In 1979, Pisier proved remarkably that a sequence of independent and identically distributed standard Gaussian random variables determines, via random Fourier series, a homogeneous Banach algebra $\mathcal{P}$ strictly contained in $\mathit{C}(\mathbb{T})$, the class of continuous functions on the unit circle $\mathbb{T}$ and strictly containing the classical Wiener algebra $\mathbb{A}(\mathbb{T})$, that is, $\mathbb{A}(\mathbb{T})⫋\mathcal{P}⫋\mathit{C}(\mathbb{T})$. This improved some previous results obtained by Zafran in solving a long-standing problem raised by Katznelson. In this paper, we extend Pisier’s result by showing that any probability measure on the unit circle defines a homogeneous Banach algebra contained in $\mathit{C}(\mathbb{T})$. Thus Pisier algebra is not an isolated object but rather an element in a large class of Pisier-type algebras.
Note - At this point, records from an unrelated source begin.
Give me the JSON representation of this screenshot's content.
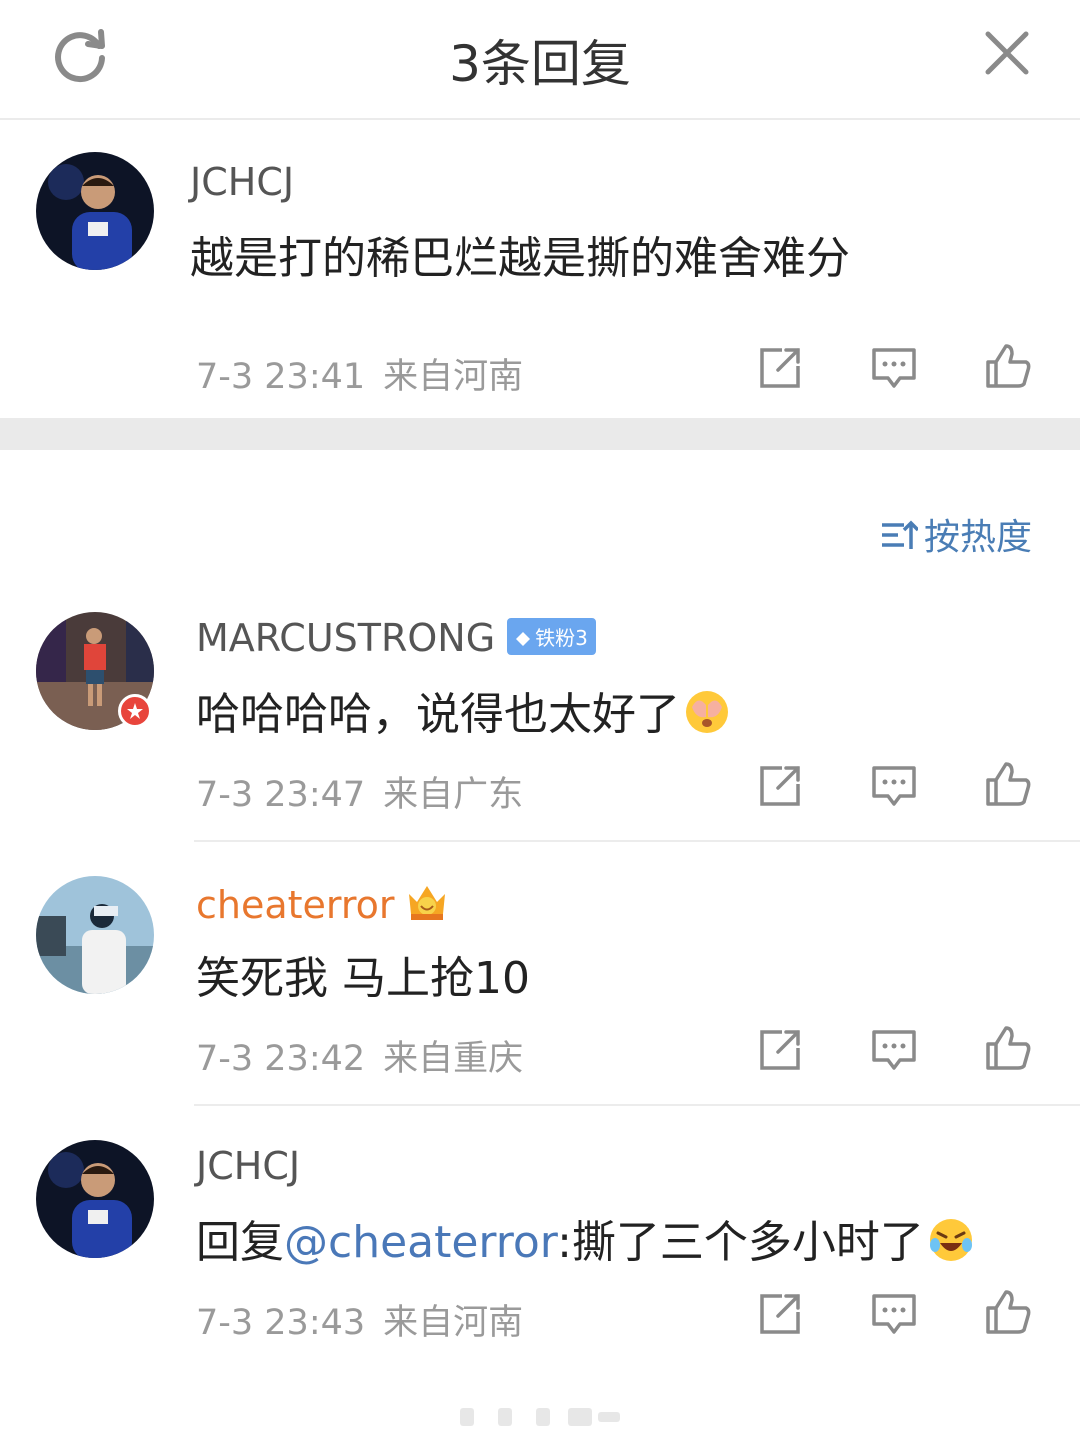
{
  "header": {
    "title": "3条回复",
    "refresh_icon": "refresh-icon",
    "close_icon": "close-icon"
  },
  "main_comment": {
    "username": "JCHCJ",
    "text": "越是打的稀巴烂越是撕的难舍难分",
    "time": "7-3 23:41",
    "location": "来自河南"
  },
  "sort": {
    "label": "按热度",
    "icon": "sort-icon"
  },
  "replies": [
    {
      "username": "MARCUSTRONG",
      "badge": "铁粉3",
      "text": "哈哈哈哈，说得也太好了",
      "emoji": "shy-face-emoji",
      "time": "7-3 23:47",
      "location": "来自广东"
    },
    {
      "username": "cheaterror",
      "badge_icon": "crown-icon",
      "text": "笑死我 马上抢10",
      "time": "7-3 23:42",
      "location": "来自重庆"
    },
    {
      "username": "JCHCJ",
      "text_prefix": "回复",
      "mention": "@cheaterror",
      "text_suffix": ":撕了三个多小时了",
      "emoji": "laughing-crying-emoji",
      "time": "7-3 23:43",
      "location": "来自河南"
    }
  ],
  "colors": {
    "accent_blue": "#4a7db5",
    "username_orange": "#e8772e",
    "meta_gray": "#9a9a9a",
    "badge_blue": "#6aa6ef",
    "band_gray": "#eaeaea"
  }
}
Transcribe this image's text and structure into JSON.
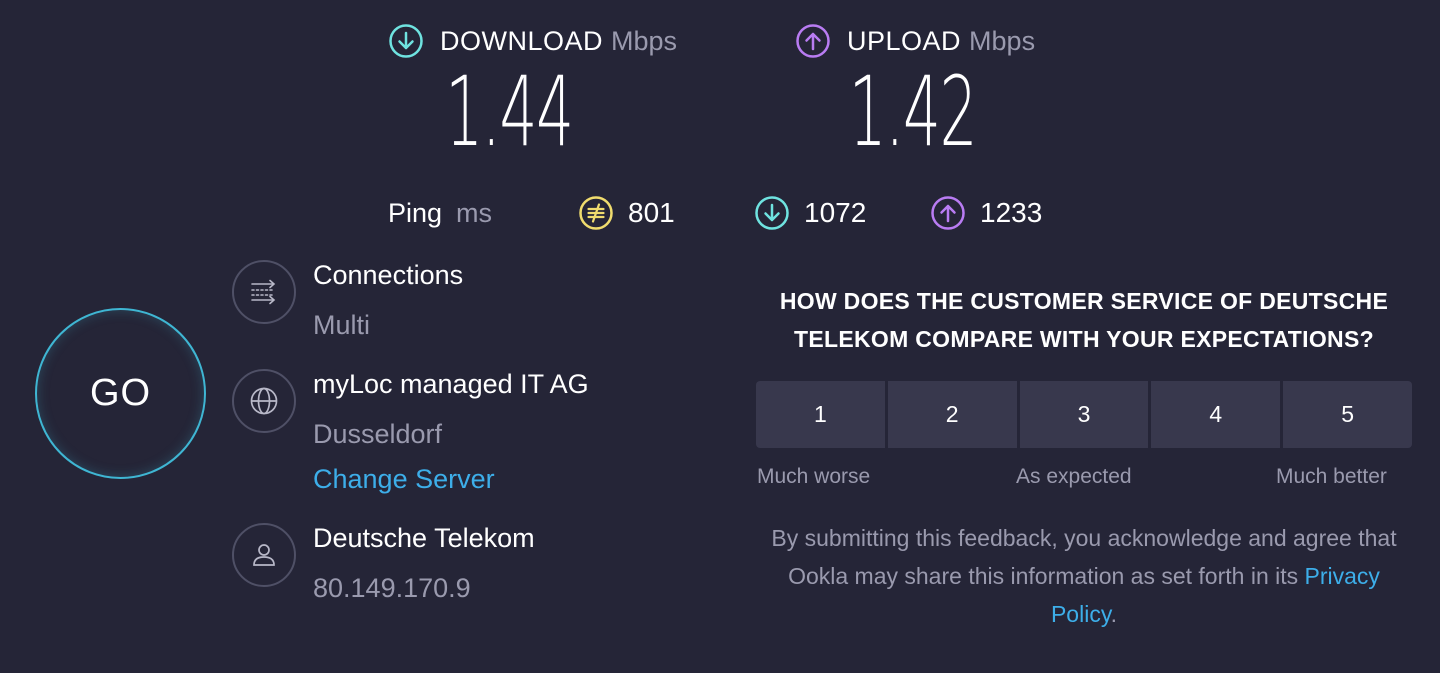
{
  "download": {
    "label": "DOWNLOAD",
    "unit": "Mbps",
    "value": "1.44",
    "icon": "download-arrow-icon",
    "color": "#6fe3e0"
  },
  "upload": {
    "label": "UPLOAD",
    "unit": "Mbps",
    "value": "1.42",
    "icon": "upload-arrow-icon",
    "color": "#b97cf3"
  },
  "ping": {
    "label": "Ping",
    "unit": "ms",
    "idle": {
      "value": "801",
      "icon": "idle-latency-icon",
      "color": "#f0dc6e"
    },
    "download": {
      "value": "1072",
      "icon": "download-latency-icon",
      "color": "#6fe3e0"
    },
    "upload": {
      "value": "1233",
      "icon": "upload-latency-icon",
      "color": "#b97cf3"
    }
  },
  "go_button": {
    "label": "GO",
    "color": "#3fb6d3"
  },
  "connections": {
    "title": "Connections",
    "value": "Multi",
    "icon": "connections-icon"
  },
  "server": {
    "title": "myLoc managed IT AG",
    "location": "Dusseldorf",
    "change_label": "Change Server",
    "icon": "globe-icon"
  },
  "isp": {
    "title": "Deutsche Telekom",
    "ip": "80.149.170.9",
    "icon": "user-icon"
  },
  "survey": {
    "question": "HOW DOES THE CUSTOMER SERVICE OF DEUTSCHE TELEKOM COMPARE WITH YOUR EXPECTATIONS?",
    "ratings": [
      "1",
      "2",
      "3",
      "4",
      "5"
    ],
    "scale_low": "Much worse",
    "scale_mid": "As expected",
    "scale_high": "Much better",
    "disclaimer": "By submitting this feedback, you acknowledge and agree that Ookla may share this information as set forth in its",
    "privacy_link": "Privacy Policy",
    "trailing": "."
  },
  "colors": {
    "background": "#252537",
    "link": "#3daee9",
    "muted": "#9a9aae"
  }
}
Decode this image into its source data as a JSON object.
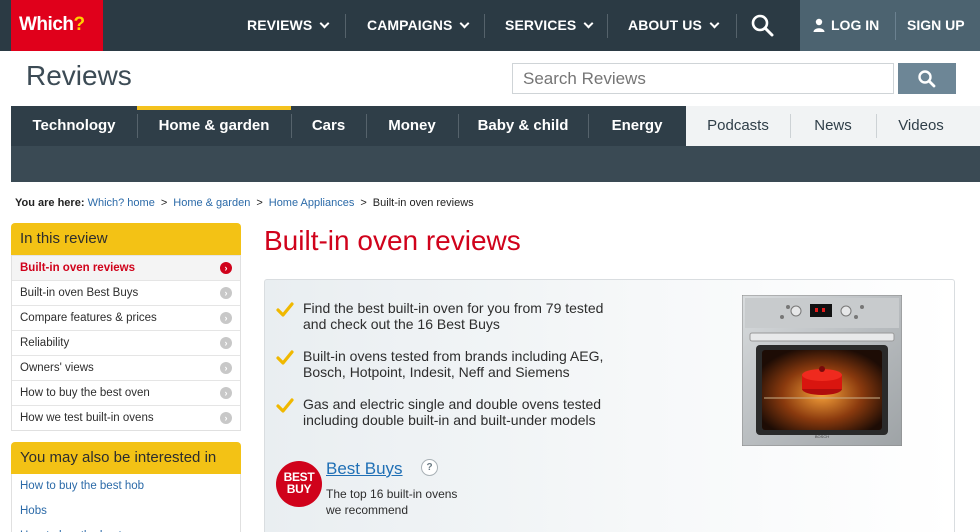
{
  "header": {
    "logo_text": "Which",
    "logo_q": "?",
    "nav": [
      {
        "label": "REVIEWS"
      },
      {
        "label": "CAMPAIGNS"
      },
      {
        "label": "SERVICES"
      },
      {
        "label": "ABOUT US"
      }
    ],
    "login": "LOG IN",
    "signup": "SIGN UP"
  },
  "section": {
    "title": "Reviews",
    "search_placeholder": "Search Reviews"
  },
  "categories": [
    {
      "label": "Technology"
    },
    {
      "label": "Home & garden"
    },
    {
      "label": "Cars"
    },
    {
      "label": "Money"
    },
    {
      "label": "Baby & child"
    },
    {
      "label": "Energy"
    },
    {
      "label": "Podcasts"
    },
    {
      "label": "News"
    },
    {
      "label": "Videos"
    }
  ],
  "breadcrumb": {
    "prefix": "You are here:",
    "links": [
      "Which? home",
      "Home & garden",
      "Home Appliances"
    ],
    "current": "Built-in oven reviews"
  },
  "sidebar": {
    "in_review_title": "In this review",
    "in_review_items": [
      {
        "label": "Built-in oven reviews"
      },
      {
        "label": "Built-in oven Best Buys"
      },
      {
        "label": "Compare features & prices"
      },
      {
        "label": "Reliability"
      },
      {
        "label": "Owners' views"
      },
      {
        "label": "How to buy the best oven"
      },
      {
        "label": "How we test built-in ovens"
      }
    ],
    "interested_title": "You may also be interested in",
    "interested_items": [
      {
        "label": "How to buy the best hob"
      },
      {
        "label": "Hobs"
      },
      {
        "label": "How to buy the best"
      }
    ]
  },
  "main": {
    "title": "Built-in oven reviews",
    "bullets": [
      {
        "line1": "Find the best built-in oven for you from 79 tested",
        "line2": "and check out the 16 Best Buys"
      },
      {
        "line1": "Built-in ovens tested from brands including AEG,",
        "line2": "Bosch, Hotpoint, Indesit, Neff and Siemens"
      },
      {
        "line1": "Gas and electric single and double ovens tested",
        "line2": "including double built-in and built-under models"
      }
    ],
    "best_buys": {
      "badge_line1": "BEST",
      "badge_line2": "BUY",
      "title": "Best Buys",
      "help": "?",
      "desc_line1": "The top 16 built-in ovens",
      "desc_line2": "we recommend"
    }
  },
  "colors": {
    "brand_red": "#e0001b",
    "nav_dark": "#2b3a44",
    "accent_yellow": "#f3c215",
    "link_blue": "#2b6aa8"
  }
}
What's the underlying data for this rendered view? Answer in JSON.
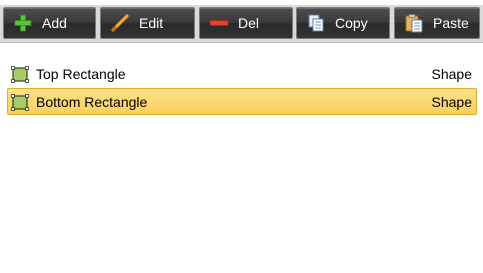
{
  "toolbar": {
    "buttons": [
      {
        "label": "Add",
        "icon": "plus-icon"
      },
      {
        "label": "Edit",
        "icon": "pencil-icon"
      },
      {
        "label": "Del",
        "icon": "minus-icon"
      },
      {
        "label": "Copy",
        "icon": "copy-icon"
      },
      {
        "label": "Paste",
        "icon": "paste-icon"
      }
    ]
  },
  "list": {
    "items": [
      {
        "name": "Top Rectangle",
        "type": "Shape",
        "icon": "shape-rectangle-icon",
        "selected": false
      },
      {
        "name": "Bottom Rectangle",
        "type": "Shape",
        "icon": "shape-rectangle-icon",
        "selected": true
      }
    ]
  },
  "colors": {
    "toolbar_bg": "#d9d9d9",
    "button_bg": "#3a3a3a",
    "selection_bg": "#f8cf5a",
    "selection_border": "#e0ad2c",
    "add_icon": "#5cc33a",
    "edit_icon": "#f2a23a",
    "del_icon": "#e0452a"
  }
}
We consider the case of spectral measures of stationary sequences of Gaussian random variables and obtain a sufficient condition for the boundedness of the random Fourier series ${\sum }_{\mathit{n}\in \mathbb{Z}}\hat{\mathit{f}}(\mathit{n}){\mathit{\xi }}_{\mathit{n}}exp(2\mathit{\pi }\mathit{i}\mathit{n}\mathit{t})$ in the general setting of dependent random variables $({\mathit{\xi }}_{\mathit{n}})$.